Another scene, showing the bloody aftermath of a suicide, was similarly reduced.
The BBFC added that a separate torture scene involving a “larger-than-life hero” like Bond contained a “lack of detail” that made it acceptable for a 12A rating.
‘Stretched on a rack’
Kingsman: The Secret Service, which starred Colin Firth, Samuel L Jackson, Mark Strong, Taron Egerton and Michael Caine, generated 38 complaints.
Many concerned the level of violence in the 15-rated comedy spy thriller, particularly during a fight scene in a church.
The BBFC said it saw a version of the film before it was complete and “offered advice” on how to achieve the distributor’s desired 15 rating. Otherwise, it pointed out, the film would have been classified 18.
“While there are some strong moments of violence in the film, they are relatively brief and do not dwell on the infliction of pain or injury to the extent they require an 18 classification,” the BBFC said.

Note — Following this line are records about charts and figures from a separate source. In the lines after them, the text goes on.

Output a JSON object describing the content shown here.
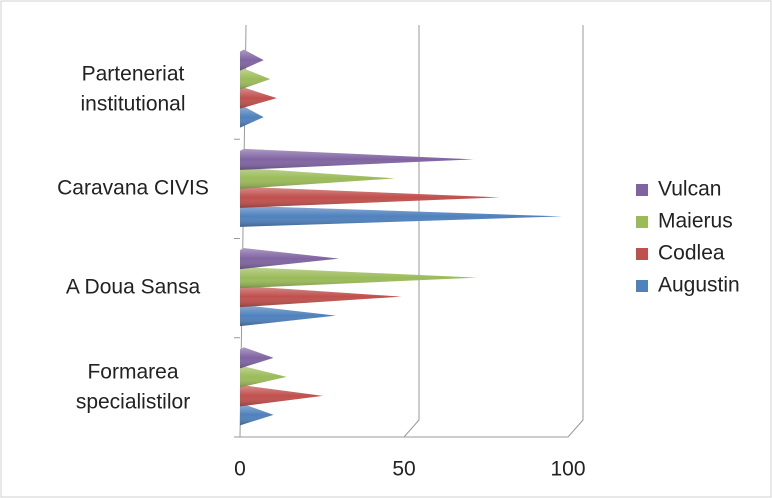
{
  "chart_data": {
    "type": "bar",
    "orientation": "horizontal",
    "categories": [
      "Formarea specialistilor",
      "A Doua Sansa",
      "Caravana CIVIS",
      "Parteneriat institutional"
    ],
    "series": [
      {
        "name": "Augustin",
        "color": "#4f81bd",
        "values": [
          9,
          28,
          97,
          6
        ]
      },
      {
        "name": "Codlea",
        "color": "#c0504d",
        "values": [
          24,
          48,
          78,
          10
        ]
      },
      {
        "name": "Maierus",
        "color": "#9bbb59",
        "values": [
          13,
          71,
          46,
          8
        ]
      },
      {
        "name": "Vulcan",
        "color": "#8064a2",
        "values": [
          9,
          29,
          70,
          6
        ]
      }
    ],
    "xlim": [
      0,
      100
    ],
    "xticks": [
      0,
      50,
      100
    ],
    "grid": true,
    "legend": "right"
  }
}
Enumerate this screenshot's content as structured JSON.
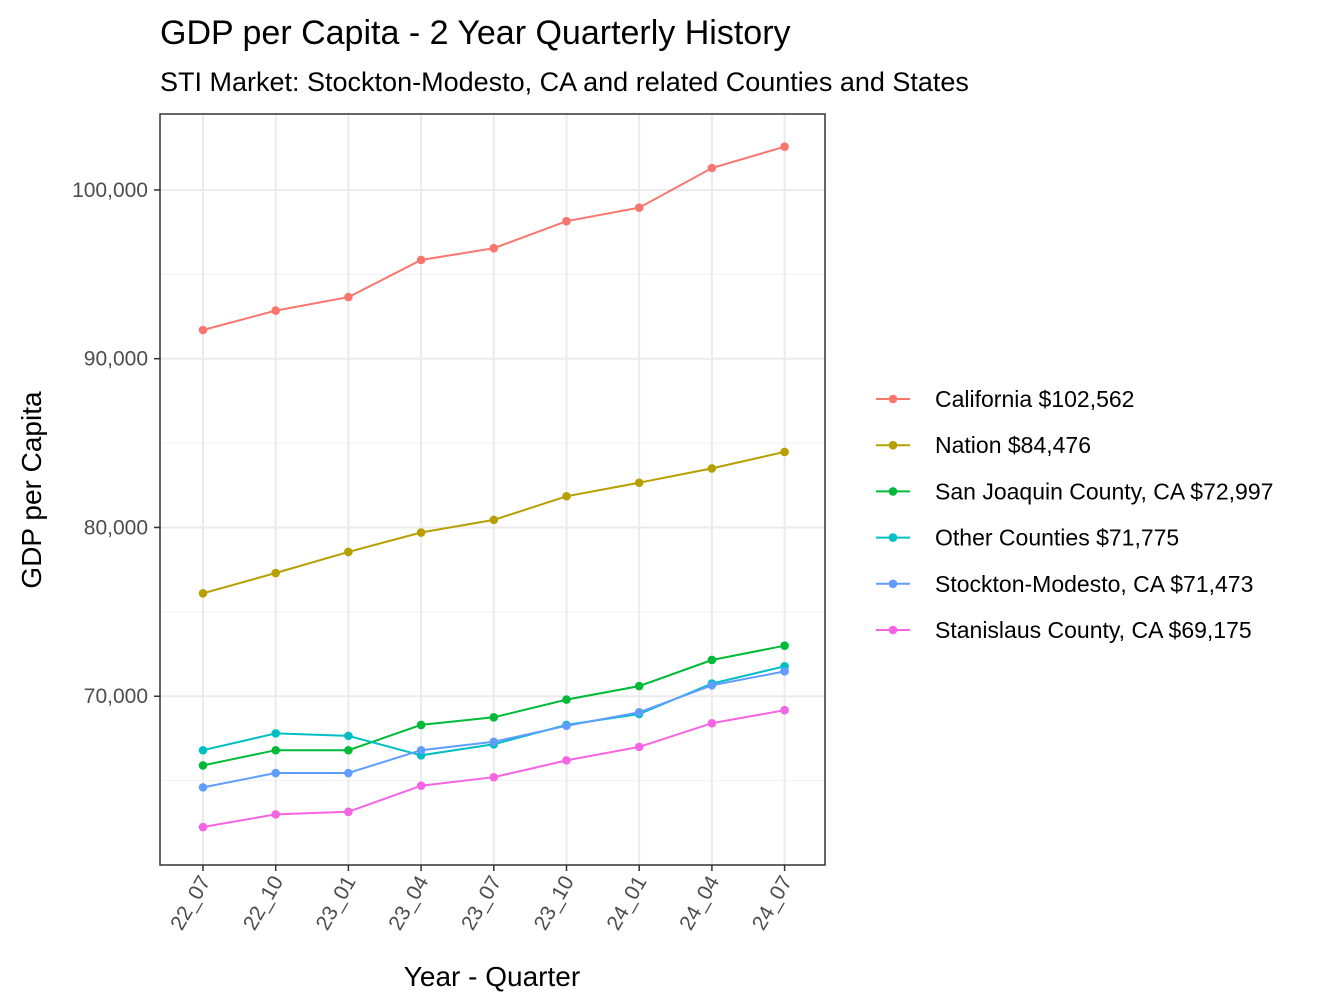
{
  "chart_data": {
    "type": "line",
    "title": "GDP per Capita - 2 Year Quarterly History",
    "subtitle": "STI Market: Stockton-Modesto, CA and related Counties and States",
    "xlabel": "Year - Quarter",
    "ylabel": "GDP per Capita",
    "categories": [
      "22_07",
      "22_10",
      "23_01",
      "23_04",
      "23_07",
      "23_10",
      "24_01",
      "24_04",
      "24_07"
    ],
    "ylim": [
      60000,
      104500
    ],
    "yticks": [
      70000,
      80000,
      90000,
      100000
    ],
    "ytick_labels": [
      "70,000",
      "80,000",
      "90,000",
      "100,000"
    ],
    "grid": true,
    "legend_position": "right",
    "series": [
      {
        "name": "California $102,562",
        "color": "#F8766D",
        "values": [
          91700,
          92850,
          93650,
          95850,
          96550,
          98150,
          98950,
          101300,
          102562
        ]
      },
      {
        "name": "Nation $84,476",
        "color": "#B79F00",
        "values": [
          76100,
          77300,
          78550,
          79700,
          80450,
          81850,
          82650,
          83500,
          84476
        ]
      },
      {
        "name": "San Joaquin County, CA $72,997",
        "color": "#00BA38",
        "values": [
          65900,
          66800,
          66800,
          68300,
          68750,
          69800,
          70600,
          72150,
          72997
        ]
      },
      {
        "name": "Other Counties $71,775",
        "color": "#00BFC4",
        "values": [
          66800,
          67800,
          67650,
          66500,
          67150,
          68300,
          68950,
          70750,
          71775
        ]
      },
      {
        "name": "Stockton-Modesto, CA $71,473",
        "color": "#619CFF",
        "values": [
          64600,
          65450,
          65450,
          66800,
          67300,
          68250,
          69050,
          70650,
          71473
        ]
      },
      {
        "name": "Stanislaus County, CA $69,175",
        "color": "#F564E3",
        "values": [
          62250,
          63000,
          63150,
          64700,
          65200,
          66200,
          67000,
          68400,
          69175
        ]
      }
    ]
  }
}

U-rated animated comedy Minions received 16 complaints. They mainly concerned a scene set in a medieval-style torture dungeon.
“The Minions are stretched on a rack, where it is apparent that they do not come to any harm, and this develops into them slipping unharmed through a noose and playing with the gallows,” the BBFC said.
“The scene takes place in an unrealistic, comic and slapstick manner which is likely to be familiar to young viewers, who expect the Minions to survive.
“The realistic risk of harmful imitation is very low indeed.”